Aktuelle Beispiele? Nach dem schwachen Remis gegen Hoffenheim waren es die Fans, die für ihre wenig enthusiastische Reaktion auf das späte Unentschieden gegen den Abstiegskandidaten kritisiert wurden - schließlich habe der Ex-Hopp-Verein doch viel mehr Geld in seine Mannschaft investiert - eine erstaunliche Argumentation, von der nach Borussias vor allem defensiv desolaten Auftritt beim finanziellen und sportlichen Schlusslicht aus Kiel aber natürlich keine Rede war.
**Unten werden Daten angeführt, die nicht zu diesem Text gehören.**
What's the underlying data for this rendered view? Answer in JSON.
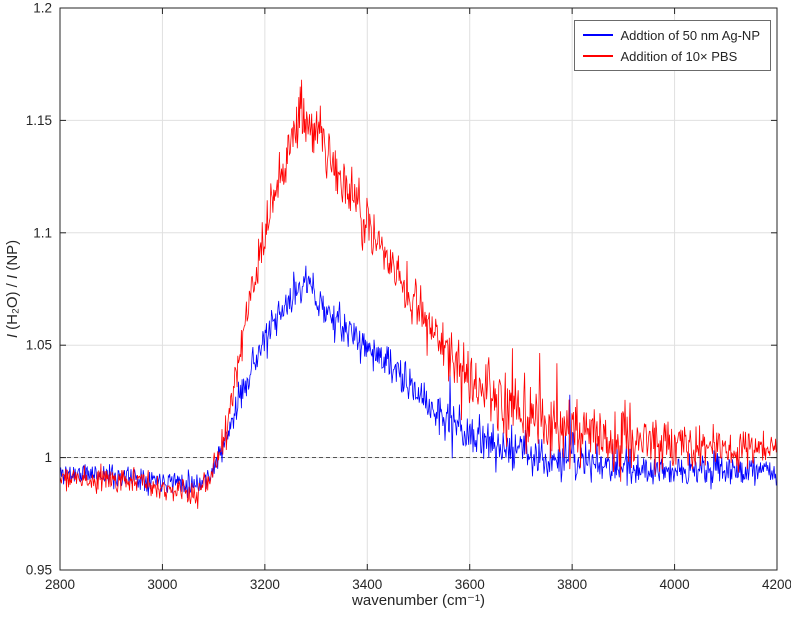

Und auch zum Saisonabschluss folgte noch eine krönendes Beispiel im Amateur-Gaslighting: Man habe die "hoch gesetzten" Ziele am Ende leider nicht erreichen können. Dabei erschien die Einstelligkeit nicht nur mit Blick auf den eigenen Kaderwert, das Abschneiden von Vereinen wie Mainz, Freiburg oder Bremen sowie den zwischenzeitlichen 5. Tabellenplatz nur sieben Spieltage vor Saisonende alles andere als überambitioniert. Mehr noch: Virkus selbst hatte noch vor Wochen öffentlich das Erreichen der 50 Punkte, dann sogar Europa als Ziel ausgegeben. Ebenso bedauerlich wie bedenklich, dass Worte und deren Messbarkeit an der Realität bei Borussia aktuell nur noch in einem losen Zusammenhang zu stehen scheinen.
(No) Summer of hope?
So verfestigt sich vor allem ein Eindruck: Es braucht nicht mehr viel, bis die Stimmung rund um den Borussia-Park vollends kippt. Der Verein sollte daher nicht erst auf einen sportlichen Totalabsturz warten, um den früher oder später unvermeidlichen personellen Umbruch auf und neben dem Platz einzuleiten. Und auch wenn aktuell fast jeder Glaube daran fehlt und hier nur die reine Hoffnung spricht: Die lange Sommerpause bietet für Bundesligaklubs immer eine Chance, Entscheidungen und Personalien zu hinterfragen, Offenheit für Veränderung zu zeigen und sich neu aufzustellen. Der ernüchternde und in vielerlei Hinsicht bezeichnende Saisonabschluss sollte dafür noch eine weitere, vielleicht letzte Warnung sein.